Section 3 below.  Such services shall include consultation, advice and direct
management assistance to the Company with respect to operations, strategic
planning, financing and other aspects of the business of the Company.  Spectrum
shall devote such time as is reasonably necessary to provide such services.


     B.   The executive management services contemplated hereby shall be
performed personally by and/or under the personal direction of Andrew G. Galef.


     C.   Spectrum accepts the appointment provided in Section 1.A above and
agrees to provide executive management services to the Company in accordance
with the terms hereof.


     D.   Notwithstanding anything to the contrary herein, in the event Andrew
G. Galef ceases active employment with Spectrum or to provide the personal
services or direction contemplated in Section 1.B above, the Company may
terminate this Agreement upon thirty (30) days' written notice to Spectrum;
except that in the event of Andrew G. Galef's death or disability, the Company
may terminate this Agreement upon six (6) months' written notice to Spectrum.
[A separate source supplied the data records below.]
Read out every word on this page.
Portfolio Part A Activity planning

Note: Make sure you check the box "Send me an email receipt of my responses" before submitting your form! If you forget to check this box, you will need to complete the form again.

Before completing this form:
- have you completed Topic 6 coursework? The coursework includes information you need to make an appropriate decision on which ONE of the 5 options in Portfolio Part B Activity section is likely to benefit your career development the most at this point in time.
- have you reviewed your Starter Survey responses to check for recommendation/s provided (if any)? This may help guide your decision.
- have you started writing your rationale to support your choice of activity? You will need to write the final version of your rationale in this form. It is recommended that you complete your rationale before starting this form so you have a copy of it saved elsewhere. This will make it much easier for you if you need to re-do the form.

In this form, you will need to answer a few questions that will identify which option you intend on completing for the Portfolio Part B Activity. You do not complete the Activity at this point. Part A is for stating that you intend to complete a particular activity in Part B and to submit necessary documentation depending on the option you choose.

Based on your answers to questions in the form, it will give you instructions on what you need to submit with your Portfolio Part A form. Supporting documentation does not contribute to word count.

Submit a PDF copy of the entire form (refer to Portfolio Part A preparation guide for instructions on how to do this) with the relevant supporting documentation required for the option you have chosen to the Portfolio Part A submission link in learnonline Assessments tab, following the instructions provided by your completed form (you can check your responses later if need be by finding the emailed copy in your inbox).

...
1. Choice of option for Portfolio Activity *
                                        2





SECTION 2.  CONSIDERATION


     A.   In consideration for the executive management services to be provided
by Spectrum to the Company, during the term of this Agreement the Company shall
pay and Spectrum shall be entitled to receive $732,000 per Company fiscal year,
payable in monthly installments of $61,000, such monthly payments to be made in
advance commencing on the date hereof and continuing thereafter and on the first
day of each succeeding month.  In addition, Spectrum shall also be entitled to
reimbursement for all reasonable out-of-pocket expenses incurred by Spectrum or
its personnel, payable by the Company when billed by Spectrum, in connection
with the performance of Spectrum's duties hereunder.  The fee payable to
Spectrum hereunder shall be adjusted at the commencement of each of the
Company's fiscal years (July 1st) subsequent to the effective date hereof to
reflect the cumulative increase in the Consumer Price Index for the metropolitan
Los Angeles-Long Beach area, as reported by the U.S. Department of Labor, Bureau
of Labor Statistics, during the directly preceding fiscal year and thereafter
shall be adjusted at the commencement of each renewal period to reflect the
cumulative increase in such Consumer Price Index during the prior renewal
period.


     B.   The Company shall pay Spectrum or its designee a bonus in an amount to
be determined by, and within the discretion of, the Compensation Committee of
the Board of Directors; said

                                        3





payment shall be made at the same time payments are made to participants in the
Company's bonus plan.


SECTION 3.  TERM


     This Agreement shall take effect as of the date first above written and
shall continue until July 1, 1999, unless sooner terminated by the Board of
Directors of the Company as a result of criminal misconduct or fraud by Spectrum
or by Andrew G. Galef or as otherwise provided herein.  This Agreement shall
thereafter be renewed, subject to the approval by the Board of Directors of the
Company, for successive annual periods unless the Company or Spectrum terminates
this Agreement by ninety (90) days' notice to the other party prior to the
commencement of a renewal period or unless sooner terminated by the Board of
Directors of the Company as a result of criminal misconduct or fraud by Spectrum
or as otherwise provided herein.


SECTION 4.  PRIOR AGREEMENT TERMINATED


     The Prior Agreement is hereby terminated and neither party thereto shall
have any further liability or responsibility thereunder to the other except to
the extent accrued, but unsatisfied as of the date first set forth above.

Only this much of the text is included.